Haja vista, por exemplo, a insuficiência do Auxílio Emergencial liberado este ano, frente aos arroubos da inflação com alto impacto sobre os alimentos, o aumento do gás de cozinha, dos combustíveis e da energia elétrica. Não se vê no horizonte, então, nada que possa mitigar a vulnerabilidade social, que não se resume ao alento advindo de agasalhos e cobertores.

Afinal, há milhões de barrigas vazias, de palafitas inundadas pelas cheias dos rios da região norte, de doentes desassistidos, de ruas e praças repletas de sem-teto, ... de cidadãos impedidos de exercerem a sua cidadania, alijados da sua dignidade, por pura falta de oportunidades, decorrentes do acirramento das desigualdades humanas que vigoram no país.

Em relação à Primeira-Dama, seus silêncios, até aqui, foram suficientemente elucidativos. Porque, com exceção dessa campanha de agasalhos, muito pouco se noticia sobre o papel assistencial exercido por ela; contrariando, a visibilidade dada a maioria de suas antecessoras nessa função. O que leva a crer que ela, também, pretenda não contrariar convicções defendidas institucionalmente e, nem tampouco, as posições políticas do Presidente.

Portanto, a verdade está posta. Nua e crua, ela significa que a dignidade humana ou a cidadania são privilégios, como nos tempos coloniais. Porque, para essas e muitas outras pessoas, nem todos têm igual valor e podem, por essa razão, ser tratados a base de restos, de migalhas, na base do assistencialismo das esmolas, dos donativos. Tudo para justificar ao midiatismo, tão em voga, uma pseudossensibilidade, um pseudoaltruismo, um pseudovalor coletivo. Porém, não adianta.

Parafraseando Milton Santos, no Brasil existe um tipo de segregação: não é feio ser preconceituoso, é feio dizer que é.

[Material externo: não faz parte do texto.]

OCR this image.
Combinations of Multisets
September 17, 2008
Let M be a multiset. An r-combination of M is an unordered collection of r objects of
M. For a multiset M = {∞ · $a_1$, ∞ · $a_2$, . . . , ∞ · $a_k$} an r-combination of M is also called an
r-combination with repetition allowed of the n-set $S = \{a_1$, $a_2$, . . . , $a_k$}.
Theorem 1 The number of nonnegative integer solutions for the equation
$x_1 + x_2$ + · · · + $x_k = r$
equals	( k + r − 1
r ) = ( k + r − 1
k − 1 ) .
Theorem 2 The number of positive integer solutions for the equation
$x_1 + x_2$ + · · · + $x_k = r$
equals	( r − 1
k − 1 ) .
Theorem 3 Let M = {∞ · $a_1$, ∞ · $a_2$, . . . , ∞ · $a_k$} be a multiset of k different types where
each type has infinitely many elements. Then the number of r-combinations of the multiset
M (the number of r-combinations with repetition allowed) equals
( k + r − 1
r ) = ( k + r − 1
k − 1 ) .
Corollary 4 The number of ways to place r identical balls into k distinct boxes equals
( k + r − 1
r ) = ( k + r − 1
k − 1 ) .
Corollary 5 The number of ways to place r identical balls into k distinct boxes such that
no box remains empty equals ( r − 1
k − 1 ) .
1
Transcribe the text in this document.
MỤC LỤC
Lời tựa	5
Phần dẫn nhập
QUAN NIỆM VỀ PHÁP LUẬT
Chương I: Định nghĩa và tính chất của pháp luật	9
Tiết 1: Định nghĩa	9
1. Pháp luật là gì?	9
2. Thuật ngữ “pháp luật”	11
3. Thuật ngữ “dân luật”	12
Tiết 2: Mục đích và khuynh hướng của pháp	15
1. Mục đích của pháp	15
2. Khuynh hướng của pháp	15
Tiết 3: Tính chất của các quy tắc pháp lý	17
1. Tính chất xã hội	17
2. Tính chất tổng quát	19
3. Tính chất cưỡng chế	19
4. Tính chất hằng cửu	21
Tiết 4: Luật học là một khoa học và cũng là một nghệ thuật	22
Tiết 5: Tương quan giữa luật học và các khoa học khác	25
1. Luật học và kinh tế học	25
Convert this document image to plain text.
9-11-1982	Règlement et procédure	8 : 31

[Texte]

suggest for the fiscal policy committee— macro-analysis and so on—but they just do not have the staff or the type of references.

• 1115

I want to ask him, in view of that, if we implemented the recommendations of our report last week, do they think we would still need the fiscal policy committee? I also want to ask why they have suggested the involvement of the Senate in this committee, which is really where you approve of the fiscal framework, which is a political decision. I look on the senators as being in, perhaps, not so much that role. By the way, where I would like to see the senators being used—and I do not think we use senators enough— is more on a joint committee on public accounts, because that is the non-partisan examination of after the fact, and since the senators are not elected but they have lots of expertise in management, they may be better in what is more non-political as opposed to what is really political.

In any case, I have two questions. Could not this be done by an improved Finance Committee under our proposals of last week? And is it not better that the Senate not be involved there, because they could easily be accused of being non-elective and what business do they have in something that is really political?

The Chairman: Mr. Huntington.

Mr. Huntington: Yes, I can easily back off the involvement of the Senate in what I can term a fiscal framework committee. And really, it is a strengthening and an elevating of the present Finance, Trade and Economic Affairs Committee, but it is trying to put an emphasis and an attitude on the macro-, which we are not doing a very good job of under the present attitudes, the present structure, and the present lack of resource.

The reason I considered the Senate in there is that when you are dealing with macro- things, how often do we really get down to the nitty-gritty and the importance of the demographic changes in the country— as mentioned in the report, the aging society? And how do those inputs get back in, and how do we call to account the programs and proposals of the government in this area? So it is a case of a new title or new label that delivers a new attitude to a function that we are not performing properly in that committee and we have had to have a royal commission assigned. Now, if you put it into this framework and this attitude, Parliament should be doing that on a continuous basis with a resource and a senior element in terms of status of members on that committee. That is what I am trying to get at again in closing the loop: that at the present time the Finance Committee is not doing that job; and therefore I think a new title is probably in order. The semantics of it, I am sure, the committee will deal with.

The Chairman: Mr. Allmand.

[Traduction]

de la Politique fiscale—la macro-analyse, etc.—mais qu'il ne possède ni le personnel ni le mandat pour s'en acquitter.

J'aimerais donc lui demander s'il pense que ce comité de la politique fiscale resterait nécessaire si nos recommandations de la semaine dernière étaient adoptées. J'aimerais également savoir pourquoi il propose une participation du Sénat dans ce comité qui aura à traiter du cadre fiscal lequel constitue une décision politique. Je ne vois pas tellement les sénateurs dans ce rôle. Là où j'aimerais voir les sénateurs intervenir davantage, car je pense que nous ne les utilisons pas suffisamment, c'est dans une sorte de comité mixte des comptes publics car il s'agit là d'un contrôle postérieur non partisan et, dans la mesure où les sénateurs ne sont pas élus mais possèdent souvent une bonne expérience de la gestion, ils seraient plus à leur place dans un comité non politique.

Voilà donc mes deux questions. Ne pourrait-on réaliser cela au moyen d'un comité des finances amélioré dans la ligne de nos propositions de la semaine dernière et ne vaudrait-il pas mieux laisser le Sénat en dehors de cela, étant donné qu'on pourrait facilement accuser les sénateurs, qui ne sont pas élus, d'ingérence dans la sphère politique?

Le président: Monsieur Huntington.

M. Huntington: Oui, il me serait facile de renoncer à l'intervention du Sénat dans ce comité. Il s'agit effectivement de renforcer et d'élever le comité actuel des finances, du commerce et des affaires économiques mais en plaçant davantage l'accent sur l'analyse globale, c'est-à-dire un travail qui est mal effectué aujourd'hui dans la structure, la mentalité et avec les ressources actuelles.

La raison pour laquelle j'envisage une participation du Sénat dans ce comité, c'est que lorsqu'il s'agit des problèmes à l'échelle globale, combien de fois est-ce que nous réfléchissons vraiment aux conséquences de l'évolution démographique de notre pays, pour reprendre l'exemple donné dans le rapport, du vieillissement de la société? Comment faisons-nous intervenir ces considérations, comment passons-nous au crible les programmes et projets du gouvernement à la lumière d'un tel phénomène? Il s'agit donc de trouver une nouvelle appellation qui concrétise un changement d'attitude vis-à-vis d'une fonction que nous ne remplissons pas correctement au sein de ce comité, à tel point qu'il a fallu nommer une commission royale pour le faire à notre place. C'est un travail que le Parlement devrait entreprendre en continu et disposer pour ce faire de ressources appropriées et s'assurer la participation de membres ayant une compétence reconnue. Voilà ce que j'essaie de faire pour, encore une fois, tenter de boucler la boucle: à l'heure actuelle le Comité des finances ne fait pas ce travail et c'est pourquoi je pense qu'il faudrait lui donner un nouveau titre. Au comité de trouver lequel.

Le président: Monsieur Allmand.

Por isso, a genuína falta de interesse e respeito pelo ser humano mais humilde, mais vulnerável, erroneamente é traduzida como inabilidade ou incompetência, resultando em episódios lastimáveis, e essencialmente caricatos, como aconteceu dessa vez.

Mas, é imperioso que se entenda, de uma vez por todas, que os 148 agasalhos não passaram de mais uma prova cabal da perversa tática, em curso, na qual pretende-se manter as desigualdades cada vez mais acentuadas. Só para não oferecer às minorias nenhuma possibilidade de alçar voos que sejam capazes de retirá-las da condição de carência, de penúria, de marginalização. Algo que me fez lembrar o verso de um velho jingle de inverno, dos anos 60, que dizia, “[...] Não adianta bater que eu não deixo você entrar [...]”.